Labour leader Ed Miliband has urged the government to extend the tax on bankers' bonuses.
He said it had raised £3.5bn, while the coalition's replacement "levy" on banks would bring in only £1.25bn - meaning a "tax cut" for the financial sector.
Mr Miliband said it was "unfair" not to continue the bonus tax at a time when people were being hit by the VAT rise.
But the Conservatives played down Labour's demand, saying the levy would eventually raise £2.6bn a year.
Banks are thought to be preparing to give out annual bonuses totalling £7bn.
It is reported that Stephen Hester, chief executive of the state-owned Royal Bank of Scotland, is in line to receive a £2.5m payment.
At his monthly press conference Mr Miliband said: "It cannot be right that, when workers face below-inflation pay increases, if they get any rise at all, and families see prices on the high street rising, senior bankers keep raking in bonuses that are more in one year than most people can earn in a lifetime."
He urged ministers to "take action", adding: "They should not get the scale of bonuses that is being talked about."
Mr Miliband said Labour's one-off bonus tax measure - which has now expired - had raised £3.5bn in a year, while its Conservative-Liberal Democrat replacement levy would make just £1.25bn.
He argued that extending the tax on bonuses for a second year would provide money to support growth in the economy.
However, the prime minister's spokesman played down the prospect, pointing out that Labour's measure had been a "one-off" and that, if repeated, it would be open to avoidance.
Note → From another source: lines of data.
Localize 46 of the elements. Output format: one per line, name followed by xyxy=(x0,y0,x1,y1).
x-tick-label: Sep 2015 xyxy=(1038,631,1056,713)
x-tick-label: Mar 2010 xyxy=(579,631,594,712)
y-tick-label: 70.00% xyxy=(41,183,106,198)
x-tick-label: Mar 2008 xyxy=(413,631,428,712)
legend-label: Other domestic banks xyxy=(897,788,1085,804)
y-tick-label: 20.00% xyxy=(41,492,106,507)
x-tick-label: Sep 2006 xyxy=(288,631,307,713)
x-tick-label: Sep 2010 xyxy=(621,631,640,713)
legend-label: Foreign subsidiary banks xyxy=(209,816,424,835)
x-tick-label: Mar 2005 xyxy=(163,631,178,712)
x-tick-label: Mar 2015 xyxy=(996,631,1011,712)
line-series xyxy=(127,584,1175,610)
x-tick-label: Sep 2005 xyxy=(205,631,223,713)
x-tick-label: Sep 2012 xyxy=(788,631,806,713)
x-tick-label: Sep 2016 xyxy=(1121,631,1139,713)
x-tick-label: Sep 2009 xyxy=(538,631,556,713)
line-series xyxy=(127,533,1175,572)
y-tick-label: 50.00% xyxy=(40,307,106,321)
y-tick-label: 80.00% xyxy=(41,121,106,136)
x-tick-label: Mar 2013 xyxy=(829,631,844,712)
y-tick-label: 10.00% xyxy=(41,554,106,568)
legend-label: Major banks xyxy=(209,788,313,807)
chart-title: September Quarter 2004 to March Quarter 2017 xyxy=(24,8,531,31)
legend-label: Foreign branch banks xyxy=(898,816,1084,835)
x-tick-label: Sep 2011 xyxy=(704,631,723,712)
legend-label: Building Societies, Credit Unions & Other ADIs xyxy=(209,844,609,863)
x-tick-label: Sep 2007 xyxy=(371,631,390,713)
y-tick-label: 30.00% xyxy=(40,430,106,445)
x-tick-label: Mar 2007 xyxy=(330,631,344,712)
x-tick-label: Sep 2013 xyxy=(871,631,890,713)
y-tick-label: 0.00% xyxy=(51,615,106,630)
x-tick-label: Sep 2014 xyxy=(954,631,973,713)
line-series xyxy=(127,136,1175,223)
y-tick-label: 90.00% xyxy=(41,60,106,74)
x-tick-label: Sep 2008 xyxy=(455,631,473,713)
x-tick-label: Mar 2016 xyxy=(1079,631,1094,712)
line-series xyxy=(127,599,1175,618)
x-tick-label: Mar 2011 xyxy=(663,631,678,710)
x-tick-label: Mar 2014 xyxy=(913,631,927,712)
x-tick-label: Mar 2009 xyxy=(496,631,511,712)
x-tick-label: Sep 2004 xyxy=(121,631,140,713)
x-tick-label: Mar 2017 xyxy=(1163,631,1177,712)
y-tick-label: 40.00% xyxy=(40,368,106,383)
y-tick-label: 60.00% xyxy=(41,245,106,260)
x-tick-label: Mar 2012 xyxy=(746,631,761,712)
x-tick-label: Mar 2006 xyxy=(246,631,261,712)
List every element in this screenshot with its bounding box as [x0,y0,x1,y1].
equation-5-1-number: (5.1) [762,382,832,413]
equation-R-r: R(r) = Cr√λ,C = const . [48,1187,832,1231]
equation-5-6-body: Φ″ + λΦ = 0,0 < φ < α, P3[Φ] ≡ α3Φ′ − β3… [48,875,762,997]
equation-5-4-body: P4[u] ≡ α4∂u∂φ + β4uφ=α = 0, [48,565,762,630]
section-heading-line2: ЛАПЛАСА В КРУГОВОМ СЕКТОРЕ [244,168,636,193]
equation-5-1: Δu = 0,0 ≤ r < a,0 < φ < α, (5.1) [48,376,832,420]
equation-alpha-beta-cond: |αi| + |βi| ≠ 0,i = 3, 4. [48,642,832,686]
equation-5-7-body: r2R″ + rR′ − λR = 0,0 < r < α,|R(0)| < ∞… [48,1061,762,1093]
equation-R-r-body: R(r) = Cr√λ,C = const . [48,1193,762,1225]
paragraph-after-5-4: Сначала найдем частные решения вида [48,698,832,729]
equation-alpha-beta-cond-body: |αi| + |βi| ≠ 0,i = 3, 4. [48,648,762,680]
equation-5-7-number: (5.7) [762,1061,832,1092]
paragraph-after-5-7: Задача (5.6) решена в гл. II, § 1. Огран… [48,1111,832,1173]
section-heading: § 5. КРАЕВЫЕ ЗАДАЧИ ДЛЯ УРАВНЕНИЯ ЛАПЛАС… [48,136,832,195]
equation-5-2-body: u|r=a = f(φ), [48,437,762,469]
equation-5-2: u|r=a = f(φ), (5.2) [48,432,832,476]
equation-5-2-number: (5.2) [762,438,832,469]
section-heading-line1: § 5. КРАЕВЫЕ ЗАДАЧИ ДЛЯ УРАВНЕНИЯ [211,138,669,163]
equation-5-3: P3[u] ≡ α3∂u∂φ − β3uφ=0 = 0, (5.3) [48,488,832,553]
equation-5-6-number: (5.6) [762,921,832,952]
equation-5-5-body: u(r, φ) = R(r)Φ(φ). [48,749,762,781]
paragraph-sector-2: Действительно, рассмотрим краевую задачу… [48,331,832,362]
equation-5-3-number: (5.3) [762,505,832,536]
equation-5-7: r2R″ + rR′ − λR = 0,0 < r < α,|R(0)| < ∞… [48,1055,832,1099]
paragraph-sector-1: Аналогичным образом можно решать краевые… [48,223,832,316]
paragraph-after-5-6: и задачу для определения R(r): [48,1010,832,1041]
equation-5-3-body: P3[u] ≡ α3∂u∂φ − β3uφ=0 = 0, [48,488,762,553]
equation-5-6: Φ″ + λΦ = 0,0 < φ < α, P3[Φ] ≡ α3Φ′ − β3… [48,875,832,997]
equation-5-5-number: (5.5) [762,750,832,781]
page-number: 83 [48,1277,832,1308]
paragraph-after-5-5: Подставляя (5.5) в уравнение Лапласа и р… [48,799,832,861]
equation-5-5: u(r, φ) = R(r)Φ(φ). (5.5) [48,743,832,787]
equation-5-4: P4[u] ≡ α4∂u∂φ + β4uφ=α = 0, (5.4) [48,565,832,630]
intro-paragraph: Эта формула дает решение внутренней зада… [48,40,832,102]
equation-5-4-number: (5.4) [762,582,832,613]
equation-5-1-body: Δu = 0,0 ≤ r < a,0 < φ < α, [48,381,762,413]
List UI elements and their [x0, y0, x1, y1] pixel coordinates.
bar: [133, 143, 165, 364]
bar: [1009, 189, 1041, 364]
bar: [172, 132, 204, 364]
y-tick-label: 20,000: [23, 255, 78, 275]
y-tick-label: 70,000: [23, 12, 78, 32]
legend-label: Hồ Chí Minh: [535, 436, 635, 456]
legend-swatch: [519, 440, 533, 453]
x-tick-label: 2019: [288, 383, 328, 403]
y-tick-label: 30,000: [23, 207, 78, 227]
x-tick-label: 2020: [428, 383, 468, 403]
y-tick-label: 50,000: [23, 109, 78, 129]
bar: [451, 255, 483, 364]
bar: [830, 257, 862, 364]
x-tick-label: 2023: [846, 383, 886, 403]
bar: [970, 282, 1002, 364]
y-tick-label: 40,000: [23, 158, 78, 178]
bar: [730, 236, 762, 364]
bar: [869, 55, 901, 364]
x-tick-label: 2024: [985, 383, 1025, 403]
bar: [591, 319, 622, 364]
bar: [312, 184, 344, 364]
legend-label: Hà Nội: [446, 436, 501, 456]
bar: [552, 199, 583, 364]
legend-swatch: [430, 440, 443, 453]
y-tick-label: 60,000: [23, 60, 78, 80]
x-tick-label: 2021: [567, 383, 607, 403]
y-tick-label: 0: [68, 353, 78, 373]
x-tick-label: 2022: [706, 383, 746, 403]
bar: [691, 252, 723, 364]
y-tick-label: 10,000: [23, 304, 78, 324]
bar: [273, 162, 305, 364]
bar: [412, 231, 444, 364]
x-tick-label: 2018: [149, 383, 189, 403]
The Conservatives disputed Mr Miliband's figures, saying the Treasury had found the bonus tax had raised just £2.3bn and that the coalition's levy would gather £2.6bn a year by the end of this parliament.
No 10 has insisted the government will not dictate to banks what level of bonuses they should pay.
But a spokesman said the body in charge of managing the taxpayer's stake in Royal Bank of Scotland and other banks bailed out in 2008 would discuss bonus proposals with the firms concerned in its role as a responsible shareholder.
Mr Cameron said on Sunday that he wanted the banks to "do more to demonstrate their social responsibility", but warned it was wrong to "scapegoat" the sector.
On Monday, his Liberal Democrat deputy, Nick Clegg, told BBC Radio 4's Today programme: "I totally accept that the sky-high numbers that are bandied about in the City of London seem to come from a parallel universe to many people.
"But I think the key issue of principle is this - for those people running state-owned banks, they have to be sensitive to British taxpayers, who are the shareholders of these state-owned banks, so we are entitled to say that should be reflected in the sensitivity with which bonuses are awarded."
At his press conference Mr Miliband also defended shadow chancellor Alan Johnson after he appeared not to know the rate of National Insurance paid by employers.
On Sky News on Sunday Mr Johnson said the "secondary class one-rate [National Insurance contributions] for employers" would have gone up 1% to 21% had Labour won the general election. But he was later reminded that the current rate was 12.8%.
Asked whether this threw into question the ability and judgement of the shadow chancellor, Mr Miliband said: "Alan clearly knows about these things."
He added: "It's the big things that matter in politics. The things that matter are your instincts and why we stand up for your judgements. I take his judgements over [Chancellor] George Osborne's any day."
Mr Miliband also defended his party's financial record in government, saying it had been borrowing "within acceptable limits" before the global economic crisis hit.
He repeated his criticism of the coalition that it was cutting "too far, too fast", which could damage economic growth.
Mr Miliband added that he and Mr Johnson agreed that the 50p income tax rate for top earners "should stay for this parliament and it is very unlikely that our priority after the next general election would be to cut the 50p tax rate".
He said: "There are lots of other priorities that will take precedence."